Action of the Group M 12 on Hadamard Matrices

During recent years, interest in geometric characterizations of finite simple groups and, in particular, of sporadic groups has grown significantly [4], [5], [20]. In this respect a systematic investigation of the primitive representations of these groups is useful. In [18], [19] the lattices of 2-closed overgroups of the primitive representations of the nonabelian simple groups of order less then 106 were studied with the help of computer calculations. These papers contain a number of interesting results presented in the form of computer output. So the problem to find a clear combinatorial-geometric interpretation of these results has arisen. As the simplest example of such an interpretation, a description of the 2-orbits of the primitive representation of the group M 12 of degree 220 in terms of the Steiner system S (5,6,12) is obtained by I.V. Chuvaeva in [7]. In an analogous way, but with more involved constructions, it turns out to be possible to describe all primitive representations of the group M 12, with the exception of the representation of degree 144 on the cosets of a subgroup isomorphic to L 2 (11).
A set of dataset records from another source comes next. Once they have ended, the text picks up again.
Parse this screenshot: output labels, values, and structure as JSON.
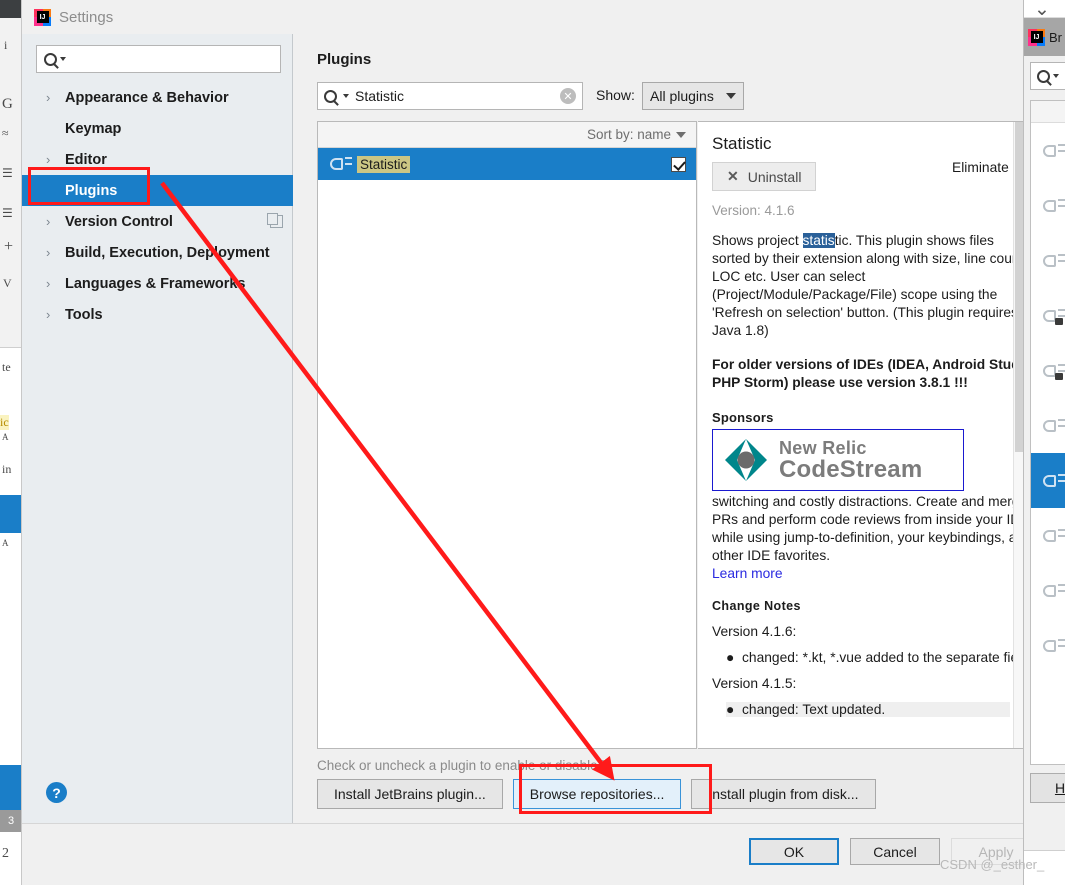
{
  "window": {
    "title": "Settings",
    "app_icon": "intellij-idea-logo-icon"
  },
  "sidebar": {
    "search_placeholder": "",
    "search_value": "",
    "items": [
      {
        "label": "Appearance & Behavior",
        "expandable": true,
        "selected": false
      },
      {
        "label": "Keymap",
        "expandable": false,
        "selected": false
      },
      {
        "label": "Editor",
        "expandable": true,
        "selected": false
      },
      {
        "label": "Plugins",
        "expandable": false,
        "selected": true
      },
      {
        "label": "Version Control",
        "expandable": true,
        "selected": false
      },
      {
        "label": "Build, Execution, Deployment",
        "expandable": true,
        "selected": false
      },
      {
        "label": "Languages & Frameworks",
        "expandable": true,
        "selected": false
      },
      {
        "label": "Tools",
        "expandable": true,
        "selected": false
      }
    ],
    "help_label": "?"
  },
  "main": {
    "panel_title": "Plugins",
    "search_value": "Statistic",
    "show_label": "Show:",
    "show_value": "All plugins",
    "sort_label": "Sort by: name",
    "plugins": [
      {
        "name": "Statistic",
        "enabled": true,
        "selected": true
      }
    ],
    "hint": "Check or uncheck a plugin to enable or disable it.",
    "buttons": [
      {
        "label": "Install JetBrains plugin...",
        "focused": false
      },
      {
        "label": "Browse repositories...",
        "focused": true
      },
      {
        "label": "Install plugin from disk...",
        "focused": false
      }
    ]
  },
  "details": {
    "title": "Statistic",
    "uninstall_label": "Uninstall",
    "version_line": "Version: 4.1.6",
    "description_lines": [
      {
        "pre": "Shows project ",
        "highlight": "statis",
        "post": "tic. This plugin shows files"
      },
      {
        "pre": "sorted by their extension along with size, line count",
        "highlight": "",
        "post": ""
      },
      {
        "pre": "LOC etc. User can select",
        "highlight": "",
        "post": ""
      },
      {
        "pre": "(Project/Module/Package/File) scope using the",
        "highlight": "",
        "post": ""
      },
      {
        "pre": "'Refresh on selection' button. (This plugin requires",
        "highlight": "",
        "post": ""
      },
      {
        "pre": "Java 1.8)",
        "highlight": "",
        "post": ""
      }
    ],
    "bold_lines": [
      "For older versions of IDEs (IDEA, Android Stud",
      "PHP Storm) please use version 3.8.1 !!!"
    ],
    "sponsors_heading": "Sponsors",
    "sponsor": {
      "name_line1": "New Relic",
      "name_line2": "CodeStream",
      "logo": "new-relic-codestream-logo",
      "border_color": "#1a1ad0"
    },
    "sponsor_text_lines": [
      "Eliminate c",
      "switching and costly distractions. Create and merg",
      "PRs and perform code reviews from inside your ID",
      "while using jump-to-definition, your keybindings, an",
      "other IDE favorites."
    ],
    "learn_more_label": "Learn more",
    "change_notes_heading": "Change Notes",
    "change_notes": [
      {
        "version": "Version 4.1.6:",
        "items": [
          "changed: *.kt, *.vue added to the separate fields"
        ]
      },
      {
        "version": "Version 4.1.5:",
        "items": [
          "changed: Text updated."
        ]
      }
    ]
  },
  "footer": {
    "ok_label": "OK",
    "cancel_label": "Cancel",
    "apply_label": "Apply",
    "apply_disabled": true
  },
  "background_window": {
    "title": "Br",
    "help_label": "H"
  },
  "watermark": "CSDN @_esther_",
  "annotations": {
    "accent_red": "#ff1a1a",
    "highlight_rects": [
      "plugins-sidebar-item",
      "browse-repositories-button"
    ],
    "arrow": "red-arrow-from-plugins-to-browse-repositories"
  },
  "colors": {
    "selection_blue": "#1a7ec8",
    "dialog_bg": "#f0f0f0",
    "sidebar_bg": "#e9edf0",
    "search_match_yellow": "#cbc684",
    "link_blue": "#2a2ae0"
  }
}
Some fragments of this description can be found in [7]. The difference between the primitive representation of M 12 on the cosets of L 2(11) and all of its other primitive representations is mainly due to the fact that L 2(11) is the only proper subgroup of M 12, up to conjugacy, which acts primitively in both representations of M 12 of degree 12. For this reason, the description in terms of the Steiner system S (5,6,12), which was very simple for other primitive representations, turns out to be too complicated in the case of the representation of degree 144.